На этот раз встреча у Крицкого была не такая любезная.
— Товарищ полковник, — обратился я. — В штабе фронта хотели бы отпустить меня в ваше распоряжение, но считают, что вы должны запросить санкцию Москвы.
— Никто не хочет вас никуда отпустить, — оборвал Крицкий. — Все!
— «Личное дело» позволите получить?
— Спросите у адъютанта. Если «дело» еще не отослали в ваш полк. За ненадобностью…

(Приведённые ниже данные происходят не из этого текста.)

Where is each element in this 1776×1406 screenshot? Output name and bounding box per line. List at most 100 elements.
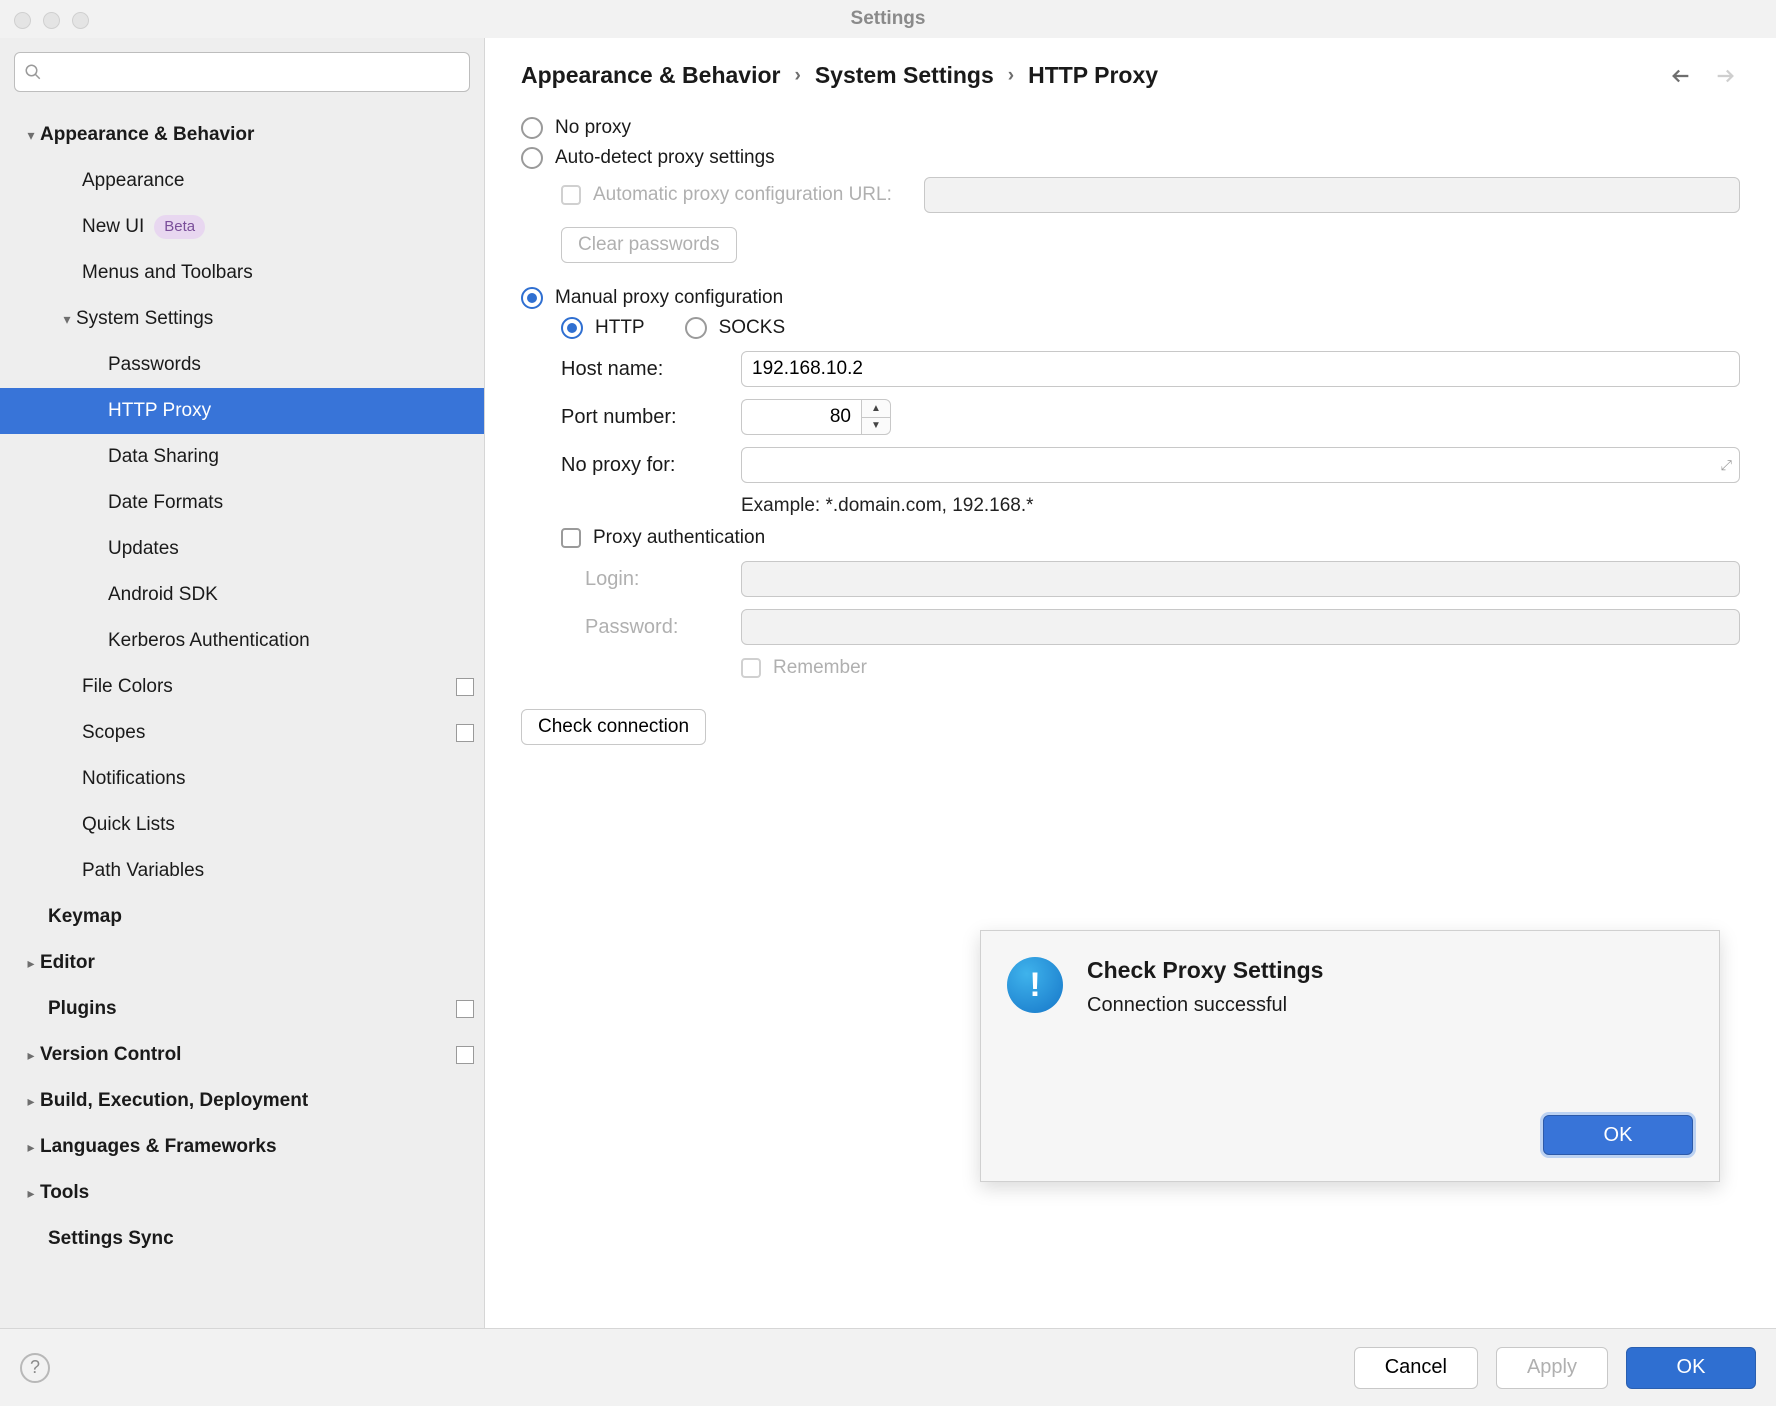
tree-label: Version Control: [40, 1032, 181, 1078]
tree-item-appearance[interactable]: Appearance: [0, 158, 484, 204]
tree-item-updates[interactable]: Updates: [0, 526, 484, 572]
radio-label: SOCKS: [719, 317, 786, 339]
check-connection-button[interactable]: Check connection: [521, 709, 706, 745]
tree-item-kerberos[interactable]: Kerberos Authentication: [0, 618, 484, 664]
radio-label: No proxy: [555, 117, 631, 139]
auto-|-url-input: [924, 177, 1740, 213]
tree-label: Scopes: [82, 710, 145, 756]
tree-label: Date Formats: [108, 480, 223, 526]
login-label: Login:: [561, 568, 721, 591]
tree-item-menus-toolbars[interactable]: Menus and Toolbars: [0, 250, 484, 296]
dialog-message: Connection successful: [1087, 994, 1323, 1017]
login-input: [741, 561, 1740, 597]
crumb-appearance-behavior[interactable]: Appearance & Behavior: [521, 62, 780, 89]
tree-item-path-variables[interactable]: Path Variables: [0, 848, 484, 894]
tree-item-editor[interactable]: ▸Editor: [0, 940, 484, 986]
tree-item-tools[interactable]: ▸Tools: [0, 1170, 484, 1216]
radio-manual[interactable]: Manual proxy configuration: [521, 287, 1740, 309]
port-stepper[interactable]: ▲ ▼: [861, 399, 891, 435]
tree-label: Editor: [40, 940, 95, 986]
tree-item-keymap[interactable]: Keymap: [0, 894, 484, 940]
tree-item-quick-lists[interactable]: Quick Lists: [0, 802, 484, 848]
chevron-right-icon: ▸: [22, 1170, 40, 1216]
tree-item-file-colors[interactable]: File Colors: [0, 664, 484, 710]
tree-item-data-sharing[interactable]: Data Sharing: [0, 434, 484, 480]
tree-item-android-sdk[interactable]: Android SDK: [0, 572, 484, 618]
tree-item-date-formats[interactable]: Date Formats: [0, 480, 484, 526]
tree-item-http-proxy[interactable]: HTTP Proxy: [0, 388, 484, 434]
expand-icon[interactable]: ⤢: [1721, 457, 1732, 474]
tree-item-notifications[interactable]: Notifications: [0, 756, 484, 802]
search-icon: [24, 63, 42, 81]
radio-icon: [685, 317, 707, 339]
radio-label: Auto-detect proxy settings: [555, 147, 775, 169]
chevron-down-icon: ▾: [22, 112, 40, 158]
tree-item-scopes[interactable]: Scopes: [0, 710, 484, 756]
radio-no-proxy[interactable]: No proxy: [521, 117, 1740, 139]
tree-label: Build, Execution, Deployment: [40, 1078, 308, 1124]
tree-item-plugins[interactable]: Plugins: [0, 986, 484, 1032]
ok-button[interactable]: OK: [1626, 1347, 1756, 1389]
project-level-icon: [456, 678, 474, 696]
stepper-up-icon[interactable]: ▲: [862, 400, 890, 418]
checkbox-auto-url: Automatic proxy configuration URL:: [561, 177, 1740, 213]
checkbox-proxy-auth[interactable]: Proxy authentication: [561, 527, 1740, 549]
checkbox-icon: [741, 658, 761, 678]
host-name-input[interactable]: [741, 351, 1740, 387]
crumb-system-settings[interactable]: System Settings: [815, 62, 994, 89]
chevron-down-icon: ▾: [58, 296, 76, 342]
checkbox-remember: Remember: [741, 657, 1740, 679]
tree-item-languages[interactable]: ▸Languages & Frameworks: [0, 1124, 484, 1170]
tree-label: Quick Lists: [82, 802, 175, 848]
radio-http[interactable]: HTTP: [561, 317, 645, 339]
tree-label: Settings Sync: [48, 1216, 174, 1262]
dialog-ok-button[interactable]: OK: [1543, 1115, 1693, 1155]
sidebar: ▾Appearance & Behavior Appearance New UI…: [0, 38, 485, 1328]
no-proxy-for-label: No proxy for:: [561, 454, 721, 477]
checkbox-icon: [561, 185, 581, 205]
no-proxy-example: Example: *.domain.com, 192.168.*: [741, 495, 1740, 517]
tree-item-build[interactable]: ▸Build, Execution, Deployment: [0, 1078, 484, 1124]
breadcrumb-separator: ›: [794, 65, 800, 87]
port-number-input[interactable]: [741, 399, 861, 435]
tree-item-system-settings[interactable]: ▾System Settings: [0, 296, 484, 342]
project-level-icon: [456, 724, 474, 742]
tree-label: Notifications: [82, 756, 186, 802]
tree-item-passwords[interactable]: Passwords: [0, 342, 484, 388]
no-proxy-for-input[interactable]: [741, 447, 1740, 483]
crumb-http-proxy: HTTP Proxy: [1028, 62, 1158, 89]
settings-tree: ▾Appearance & Behavior Appearance New UI…: [0, 102, 484, 1328]
radio-label: Manual proxy configuration: [555, 287, 783, 309]
dialog-title: Check Proxy Settings: [1087, 957, 1323, 984]
chevron-right-icon: ▸: [22, 1078, 40, 1124]
radio-auto-detect[interactable]: Auto-detect proxy settings: [521, 147, 1740, 169]
back-icon[interactable]: [1670, 65, 1692, 87]
tree-label: System Settings: [76, 296, 213, 342]
radio-icon: [521, 117, 543, 139]
close-window-icon[interactable]: [14, 12, 31, 29]
check-proxy-dialog: ! Check Proxy Settings Connection succes…: [980, 930, 1720, 1182]
password-input: [741, 609, 1740, 645]
tree-item-settings-sync[interactable]: Settings Sync: [0, 1216, 484, 1262]
radio-icon: [521, 287, 543, 309]
stepper-down-icon[interactable]: ▼: [862, 418, 890, 435]
tree-label: Kerberos Authentication: [108, 618, 310, 664]
radio-label: HTTP: [595, 317, 645, 339]
tree-item-appearance-behavior[interactable]: ▾Appearance & Behavior: [0, 112, 484, 158]
zoom-window-icon[interactable]: [72, 12, 89, 29]
cancel-button[interactable]: Cancel: [1354, 1347, 1478, 1389]
forward-icon: [1714, 65, 1736, 87]
apply-button: Apply: [1496, 1347, 1608, 1389]
beta-badge: Beta: [154, 215, 205, 239]
project-level-icon: [456, 1046, 474, 1064]
help-icon[interactable]: ?: [20, 1353, 50, 1383]
minimize-window-icon[interactable]: [43, 12, 60, 29]
tree-label: Plugins: [48, 986, 117, 1032]
tree-label: Tools: [40, 1170, 89, 1216]
traffic-lights: [14, 12, 89, 29]
radio-icon: [521, 147, 543, 169]
radio-socks[interactable]: SOCKS: [685, 317, 786, 339]
tree-item-new-ui[interactable]: New UIBeta: [0, 204, 484, 250]
tree-item-version-control[interactable]: ▸Version Control: [0, 1032, 484, 1078]
search-input[interactable]: [14, 52, 470, 92]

Не довелось мне послужить Польше. В сумерках шел я по улицам Люблина. Кончался декабрь — был последний день 1944 года. По Краковскому предместью, перед памятником Люблинской унии, проходил с развернутым знаменем полк пехоты, за ним — тоже со знаменем — жидкая манифестация. Открывалась сессия Краевой Рады, — Люблинский комитет преобразовывался в Правительство. По легкому морозцу, сквозь крупный задумчивый снег бежали в разные концы мальчишки-газетчики. Они протяжно кричали: «Жечь Посполита», «Глос люду». Распахнулась занавешанная дверь кофейни, — теплой, ярко освещенной, блещущей громадными никелированными аппаратами, — и на темную, без фонарей, улицу вышли молодые люди в щегольских высоких сапогах и панны, те самые, про которых сказано: «И очи панн чертят смелей свой круг ласкательный и льстивый». Вечная, даже под бременем обид не умирающая Польша…

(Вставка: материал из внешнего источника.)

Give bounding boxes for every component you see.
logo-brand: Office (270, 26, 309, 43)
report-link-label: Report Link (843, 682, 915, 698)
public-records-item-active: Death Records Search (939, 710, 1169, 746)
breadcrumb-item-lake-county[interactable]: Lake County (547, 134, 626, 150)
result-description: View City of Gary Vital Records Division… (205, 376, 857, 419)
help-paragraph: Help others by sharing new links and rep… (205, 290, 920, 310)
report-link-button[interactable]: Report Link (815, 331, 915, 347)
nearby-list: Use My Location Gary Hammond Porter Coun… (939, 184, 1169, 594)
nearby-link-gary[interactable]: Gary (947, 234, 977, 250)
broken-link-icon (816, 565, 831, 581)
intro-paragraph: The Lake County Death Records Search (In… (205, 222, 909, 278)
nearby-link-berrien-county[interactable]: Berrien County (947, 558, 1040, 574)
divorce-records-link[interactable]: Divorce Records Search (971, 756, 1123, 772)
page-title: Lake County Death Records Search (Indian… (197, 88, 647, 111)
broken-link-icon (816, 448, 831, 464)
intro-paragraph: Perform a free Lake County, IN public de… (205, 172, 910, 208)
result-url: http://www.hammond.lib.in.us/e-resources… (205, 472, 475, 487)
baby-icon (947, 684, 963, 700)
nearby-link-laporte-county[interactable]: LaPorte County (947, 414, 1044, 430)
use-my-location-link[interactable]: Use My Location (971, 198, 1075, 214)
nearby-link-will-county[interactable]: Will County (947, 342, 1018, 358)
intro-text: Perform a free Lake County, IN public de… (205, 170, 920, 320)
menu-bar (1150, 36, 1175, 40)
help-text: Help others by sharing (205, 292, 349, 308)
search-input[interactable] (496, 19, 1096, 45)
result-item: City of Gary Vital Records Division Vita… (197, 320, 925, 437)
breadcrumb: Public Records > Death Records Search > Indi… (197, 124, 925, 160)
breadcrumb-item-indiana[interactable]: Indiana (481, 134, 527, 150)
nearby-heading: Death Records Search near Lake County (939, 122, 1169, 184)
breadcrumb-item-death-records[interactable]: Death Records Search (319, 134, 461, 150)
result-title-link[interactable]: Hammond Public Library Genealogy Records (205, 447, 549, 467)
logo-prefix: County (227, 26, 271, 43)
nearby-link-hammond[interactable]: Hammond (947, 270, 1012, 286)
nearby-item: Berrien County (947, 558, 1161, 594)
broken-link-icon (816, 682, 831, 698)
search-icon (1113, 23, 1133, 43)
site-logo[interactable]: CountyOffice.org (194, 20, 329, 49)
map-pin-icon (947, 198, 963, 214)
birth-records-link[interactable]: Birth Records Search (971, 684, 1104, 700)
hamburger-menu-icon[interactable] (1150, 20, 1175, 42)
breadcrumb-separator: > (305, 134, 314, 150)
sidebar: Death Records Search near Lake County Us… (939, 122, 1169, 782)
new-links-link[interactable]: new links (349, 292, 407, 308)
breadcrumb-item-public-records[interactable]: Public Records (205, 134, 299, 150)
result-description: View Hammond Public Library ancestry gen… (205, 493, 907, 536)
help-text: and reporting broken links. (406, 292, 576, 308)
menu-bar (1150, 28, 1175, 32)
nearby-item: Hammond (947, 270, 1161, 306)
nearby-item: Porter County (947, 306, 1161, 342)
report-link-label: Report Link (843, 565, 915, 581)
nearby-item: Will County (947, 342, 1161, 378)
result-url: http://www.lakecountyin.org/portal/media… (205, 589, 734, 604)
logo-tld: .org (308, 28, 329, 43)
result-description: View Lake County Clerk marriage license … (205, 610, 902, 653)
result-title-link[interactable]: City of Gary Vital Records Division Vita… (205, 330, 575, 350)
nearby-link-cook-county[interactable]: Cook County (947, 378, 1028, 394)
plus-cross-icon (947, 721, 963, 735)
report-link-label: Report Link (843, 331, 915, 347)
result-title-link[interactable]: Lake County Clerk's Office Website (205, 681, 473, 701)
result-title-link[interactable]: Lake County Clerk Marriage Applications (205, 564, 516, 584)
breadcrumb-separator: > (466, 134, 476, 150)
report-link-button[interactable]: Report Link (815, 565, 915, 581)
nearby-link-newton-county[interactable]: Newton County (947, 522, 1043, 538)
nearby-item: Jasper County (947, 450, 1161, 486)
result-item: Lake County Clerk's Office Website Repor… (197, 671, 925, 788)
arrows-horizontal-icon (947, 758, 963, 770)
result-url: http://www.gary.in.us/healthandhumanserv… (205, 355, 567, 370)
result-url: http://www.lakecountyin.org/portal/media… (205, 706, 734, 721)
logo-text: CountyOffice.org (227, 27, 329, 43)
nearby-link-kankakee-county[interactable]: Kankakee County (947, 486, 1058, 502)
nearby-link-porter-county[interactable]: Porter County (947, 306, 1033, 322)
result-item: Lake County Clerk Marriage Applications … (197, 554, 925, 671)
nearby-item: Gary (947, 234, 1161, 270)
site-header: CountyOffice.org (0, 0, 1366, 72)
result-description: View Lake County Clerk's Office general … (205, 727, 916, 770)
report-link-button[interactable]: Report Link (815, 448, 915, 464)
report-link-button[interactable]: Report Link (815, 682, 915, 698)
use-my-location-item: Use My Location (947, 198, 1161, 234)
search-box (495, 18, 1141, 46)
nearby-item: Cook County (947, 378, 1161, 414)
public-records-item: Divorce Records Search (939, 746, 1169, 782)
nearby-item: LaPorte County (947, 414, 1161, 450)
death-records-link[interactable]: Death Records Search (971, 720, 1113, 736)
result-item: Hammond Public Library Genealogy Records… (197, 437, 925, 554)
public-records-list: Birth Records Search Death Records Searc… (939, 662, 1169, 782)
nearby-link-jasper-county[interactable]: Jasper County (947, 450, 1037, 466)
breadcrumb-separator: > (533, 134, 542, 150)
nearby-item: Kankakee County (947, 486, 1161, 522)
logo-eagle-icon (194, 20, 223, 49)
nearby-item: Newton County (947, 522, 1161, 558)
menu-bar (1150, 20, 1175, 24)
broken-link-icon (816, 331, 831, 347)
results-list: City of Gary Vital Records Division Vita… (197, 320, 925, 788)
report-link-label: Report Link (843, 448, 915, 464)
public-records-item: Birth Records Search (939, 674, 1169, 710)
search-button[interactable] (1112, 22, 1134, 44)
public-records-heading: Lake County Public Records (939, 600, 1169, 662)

Новый год… Пронзительное и скорбное чувство.
Мысль двумя крылами охватывает и то, что было, и то, что будет еще. Волна времени — тысяча девятьсот сорок четвертая — потрепала меня немало. Вот она разобьется сегодня об утес вечности, и меня подхватит другая волна, — будет ли она столь же бурная? В 1944 году мне исполнилось 33 года, — говорят, возраст решающий, переломный. Таинственным и непонятным остается то, что именно в этом году произошел перелом во мне — от религиозного индифферентизма к личной вере. Куда ведет меня новый путь? На какие высоты подымет меня волна времени тысяча девятьсот сорок пятая?
И вслушавшись в предвечный шумПотока, мчащегося с дальних,Вне мира скрытых гор,О завтрашнем не беспокойся дне, —Ведь нить его сучитНа невидимке-самопрялкеБог.
Неудержимо потянуло меня — помолиться Богу. В костеле было сумрачно, тихо. Мерцали свечи у алтаря. В боковом приделе, в часовенке, стояла статуя Божьей Матери — в золотой короне на склоненной голове, с Младенцем, радостно воздевавшим руки. По своду ниши тянулась латинская надпись: «Consolatrix». Опустившись на колени и спрятав в ладонях лицо, я попросил утешения мне на новом пути. В душе вырастало неоспоримое светлое знание, что неудача моя с поступлением в Войско Польское была проявлением Божьего Промысла, что нить моей жизни, свитая на невидимке-самопрялке, тянется дальше — в другом направлении… Приближался 1945 год. Я встречал его в костеле Панны Марии. Напряженная молитвой душа предчувствовала, что новый год несет мне чудо.